We're not talking about the appraisal management companies that gained business as the code effectively forced lenders to remove their loan officers from appraiser selection. Nor do we mean the regulators and government-sponsored enterprises that helped craft the code. Both groups would be expected to tout the standards' benefits, as they've done.
A more compelling case for the code comes from executives at a small group of lenders that kept the ordering of appraisals in-house. Instead of hiring AMCs, they gave the job to employees, such as underwriters, who were firewalled off from the sales force.
The results, these lenders say, are the opposite of what critics of the code, and of AMCs, usually report.
"Our appraisal quality and timeliness has gone up, not down, and our appraisers get paid the same amount of money that they were paid prior to HVCC," said Kevin Marconi, the chief operating officer at United Fidelity Funding, a wholesale and retail lender in Kansas City, Mo.
The code reflects negotiations a few years ago between New York attorney general Andrew Cuomo, Fannie Mae and Freddie Mac and their regulator, the Federal Housing Finance Agency. Cuomo had subpoenaed the GSEs as part of his probe of the former Washington Mutual.
For single-family loans headed to Fannie or Freddie, the code forbids commissioned loan officers or mortgage brokers from ordering appraisals or influencing an appraiser about a home's value.
When it took effect a year ago, "lenders basically had two choices: either do the work themselves or outsource to an AMC," said Jeff Schurman, the executive director of the Title/Appraisal Vendor Management Association. "And many chose that route because it was more convenient for them."
He estimated that AMCs have processed two-thirds of all appraisals so far this year, up from 20% before the HVCC went into effect.
The change "indicates that lenders like the separation of the appraiser from the originator," Schurman said.

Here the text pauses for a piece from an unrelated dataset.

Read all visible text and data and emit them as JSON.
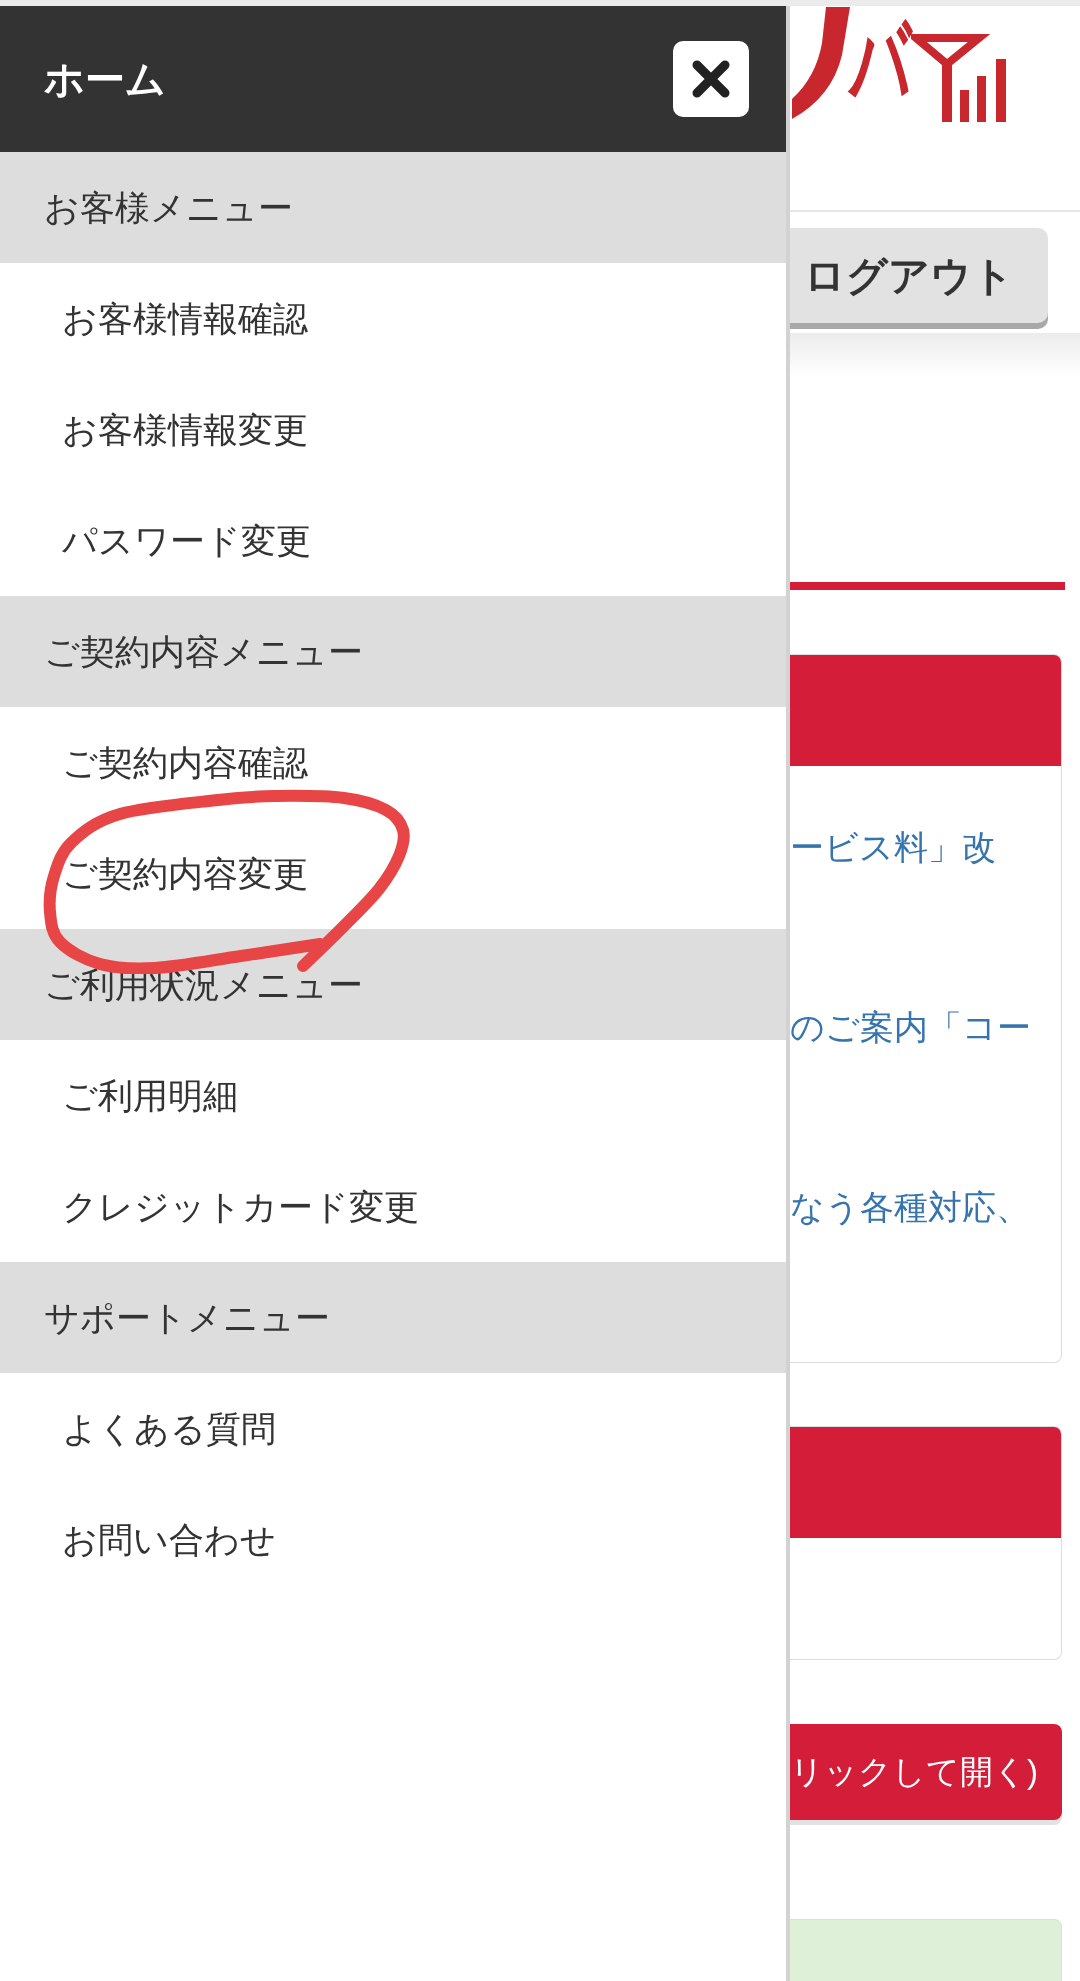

Most readers are probably familiar with the claims made by appraisers, mortgage brokers and others who don't like what's happened. Among other things, these critics have said that the AMCs, by squeezing the fees paid to appraisers, are driving seasoned ones out of the profession, and thus making the quality of appraisals worse than before.
Schurman and others in the AMC camp have rebutted those claims, arguing, for example, that to get on a management company's roster, an appraiser must have a minimum number of years' experience.
But Marconi and other lenders who have taken over the appraisal process themselves say the code has improved the quality of appraisals simply by removing interested parties from the equation.
Matt Hackett, an underwriting manager at Equity NowInc., a New York lender, said it has been easy for a lender to take control of appraisal lists and remove from the process any employee whose pay is tied to loan production. "In that sense, my interests are always aligned with the idea of getting the most accurate value possible," Hackett said. "If the value of the collateral is not sufficient to support the loan, I don't want to put my name on the loan."